Research Expertise:

• Computational Algorithms for Electron Diffraction Data: We create and implement advanced computational algorithms to process and interpret electron diffraction data. These tools are essential for converting raw diffraction patterns into high-resolution structural models, aiding in the visualization of complex biological systems.
• Cryo-Electron Microscopy (Cryo-EM): Our research leverages cryo-EM to visualize biological macromolecules in their native states. By integrating MicroED with cryo-EM, we extend the capabilities of structural biology to study challenging targets such as membrane proteins, offering insights into their mechanisms at an atomic level.

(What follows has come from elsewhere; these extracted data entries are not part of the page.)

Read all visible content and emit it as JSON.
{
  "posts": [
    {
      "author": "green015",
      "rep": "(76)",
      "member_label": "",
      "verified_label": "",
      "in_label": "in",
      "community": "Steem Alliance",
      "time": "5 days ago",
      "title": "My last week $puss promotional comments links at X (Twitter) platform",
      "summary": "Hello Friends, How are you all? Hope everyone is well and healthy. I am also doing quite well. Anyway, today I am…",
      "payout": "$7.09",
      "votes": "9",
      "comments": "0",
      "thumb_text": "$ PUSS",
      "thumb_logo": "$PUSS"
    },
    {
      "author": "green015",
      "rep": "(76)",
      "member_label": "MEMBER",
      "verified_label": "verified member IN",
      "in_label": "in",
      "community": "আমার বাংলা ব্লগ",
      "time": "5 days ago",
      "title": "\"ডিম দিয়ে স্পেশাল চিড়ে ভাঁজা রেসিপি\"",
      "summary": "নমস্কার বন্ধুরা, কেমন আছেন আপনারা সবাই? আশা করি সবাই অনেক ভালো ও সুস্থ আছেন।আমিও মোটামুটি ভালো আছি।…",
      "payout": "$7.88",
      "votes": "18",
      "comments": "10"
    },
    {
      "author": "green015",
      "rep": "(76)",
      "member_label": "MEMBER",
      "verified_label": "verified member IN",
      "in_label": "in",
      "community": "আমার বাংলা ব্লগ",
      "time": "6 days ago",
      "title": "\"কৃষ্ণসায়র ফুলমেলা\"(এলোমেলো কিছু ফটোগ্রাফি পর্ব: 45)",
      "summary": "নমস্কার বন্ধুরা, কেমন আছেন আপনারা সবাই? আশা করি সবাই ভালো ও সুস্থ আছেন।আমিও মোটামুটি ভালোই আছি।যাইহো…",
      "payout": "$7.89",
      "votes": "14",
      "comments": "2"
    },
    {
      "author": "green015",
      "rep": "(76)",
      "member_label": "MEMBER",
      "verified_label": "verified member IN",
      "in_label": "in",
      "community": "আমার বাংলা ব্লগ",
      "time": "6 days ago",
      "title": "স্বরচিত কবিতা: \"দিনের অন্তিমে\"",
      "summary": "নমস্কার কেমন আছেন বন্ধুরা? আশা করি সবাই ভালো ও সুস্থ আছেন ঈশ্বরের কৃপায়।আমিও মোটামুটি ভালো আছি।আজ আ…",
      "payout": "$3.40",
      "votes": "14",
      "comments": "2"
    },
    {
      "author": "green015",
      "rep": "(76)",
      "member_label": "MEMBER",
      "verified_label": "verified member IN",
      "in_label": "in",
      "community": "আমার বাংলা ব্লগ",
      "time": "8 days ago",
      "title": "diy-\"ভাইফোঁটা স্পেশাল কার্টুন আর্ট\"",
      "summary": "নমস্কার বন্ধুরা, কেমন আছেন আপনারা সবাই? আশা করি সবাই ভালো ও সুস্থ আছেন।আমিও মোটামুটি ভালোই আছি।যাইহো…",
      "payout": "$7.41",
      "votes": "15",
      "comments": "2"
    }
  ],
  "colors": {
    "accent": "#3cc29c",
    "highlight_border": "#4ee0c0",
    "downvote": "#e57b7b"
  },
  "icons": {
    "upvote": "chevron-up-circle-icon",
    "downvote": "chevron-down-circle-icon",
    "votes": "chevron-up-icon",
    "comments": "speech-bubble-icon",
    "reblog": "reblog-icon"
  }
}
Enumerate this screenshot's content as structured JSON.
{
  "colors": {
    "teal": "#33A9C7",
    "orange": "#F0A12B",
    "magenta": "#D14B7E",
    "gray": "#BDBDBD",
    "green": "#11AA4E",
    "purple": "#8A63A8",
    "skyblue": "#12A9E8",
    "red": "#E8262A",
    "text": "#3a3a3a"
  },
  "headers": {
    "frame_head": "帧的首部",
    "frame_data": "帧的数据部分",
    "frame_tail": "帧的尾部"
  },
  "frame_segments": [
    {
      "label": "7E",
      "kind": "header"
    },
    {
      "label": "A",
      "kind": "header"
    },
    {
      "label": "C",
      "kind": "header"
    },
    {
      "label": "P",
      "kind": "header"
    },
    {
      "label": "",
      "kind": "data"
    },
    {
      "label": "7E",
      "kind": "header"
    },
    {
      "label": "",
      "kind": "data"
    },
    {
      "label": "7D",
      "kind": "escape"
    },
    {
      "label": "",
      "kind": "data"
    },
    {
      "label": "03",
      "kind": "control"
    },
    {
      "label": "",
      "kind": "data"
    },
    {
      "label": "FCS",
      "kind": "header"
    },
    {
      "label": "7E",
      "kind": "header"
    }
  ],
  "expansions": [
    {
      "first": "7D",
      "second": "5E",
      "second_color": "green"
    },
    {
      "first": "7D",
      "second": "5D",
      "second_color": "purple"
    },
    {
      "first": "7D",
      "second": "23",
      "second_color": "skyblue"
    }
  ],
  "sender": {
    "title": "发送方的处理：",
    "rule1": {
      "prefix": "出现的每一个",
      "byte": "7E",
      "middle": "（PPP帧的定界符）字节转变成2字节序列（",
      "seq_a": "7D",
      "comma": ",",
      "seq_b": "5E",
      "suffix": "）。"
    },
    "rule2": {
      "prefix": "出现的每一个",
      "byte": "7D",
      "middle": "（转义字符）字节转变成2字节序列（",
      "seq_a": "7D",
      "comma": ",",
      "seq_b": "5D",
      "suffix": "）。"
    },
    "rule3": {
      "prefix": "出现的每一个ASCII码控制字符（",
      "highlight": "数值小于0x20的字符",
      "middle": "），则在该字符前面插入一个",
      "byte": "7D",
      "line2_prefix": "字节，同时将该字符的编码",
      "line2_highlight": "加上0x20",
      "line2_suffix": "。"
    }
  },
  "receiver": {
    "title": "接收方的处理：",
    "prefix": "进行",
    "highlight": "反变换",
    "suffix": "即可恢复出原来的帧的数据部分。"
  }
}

• Development of MicroED Techniques for Small Molecules: We are pioneering the use of MicroED for the structural determination of small molecules, including pharmaceuticals and novel compounds. This work expands the application of electron diffraction beyond macromolecules, providing valuable structural information for material science and drug discovery.
• Electron Counting and Radiation Damage Mitigation: We develop and refine protocols for electron counting in MicroED, enhancing data quality while mitigating the effects of radiation damage. This allows for more accurate structure determination, even from extremely small or radiation-sensitive crystals.
• Ion Beam Milling for CryoEM and MicroED: We develop advanced methods for thinning macromolecular and small molecular crystals at cryogenic temperatures using gallium and plasma ion beam sources. Our techniques enable the precise preparation of ideal samples for cryoEM and MicroED, facilitating high-resolution structural studies of membrane proteins and viral infection mechanisms in intact, frozen cells. By correlating light, electron, and ion beam images, we optimize sample quality, ensuring accurate and detailed structural analysis.
• Microcrystal Electron Diffraction (MicroED): We utilize MicroED to determine the atomic structures of macromolecules and small molecules from nanocrystals. By advancing techniques in sample preparation, such as focused ion beam (FIB) milling, and optimizing data acquisition methods, we achieve high-resolution structural data that is critical for understanding molecular function.
• Structural Analysis of Membrane Proteins: Our lab specializes in the structural characterization of membrane proteins using MicroED and cryo-EM. Through innovative approaches in sample preparation and data collection, we provide detailed models that reveal the intricate workings of these crucial biological molecules
• Structure-Based Drug Design: By elucidating the atomic structures of biological macromolecules, particularly those involved in disease pathways, we contribute to the rational design of therapeutic agents. Our structural insights inform the development of drugs with improved efficacy and specificity.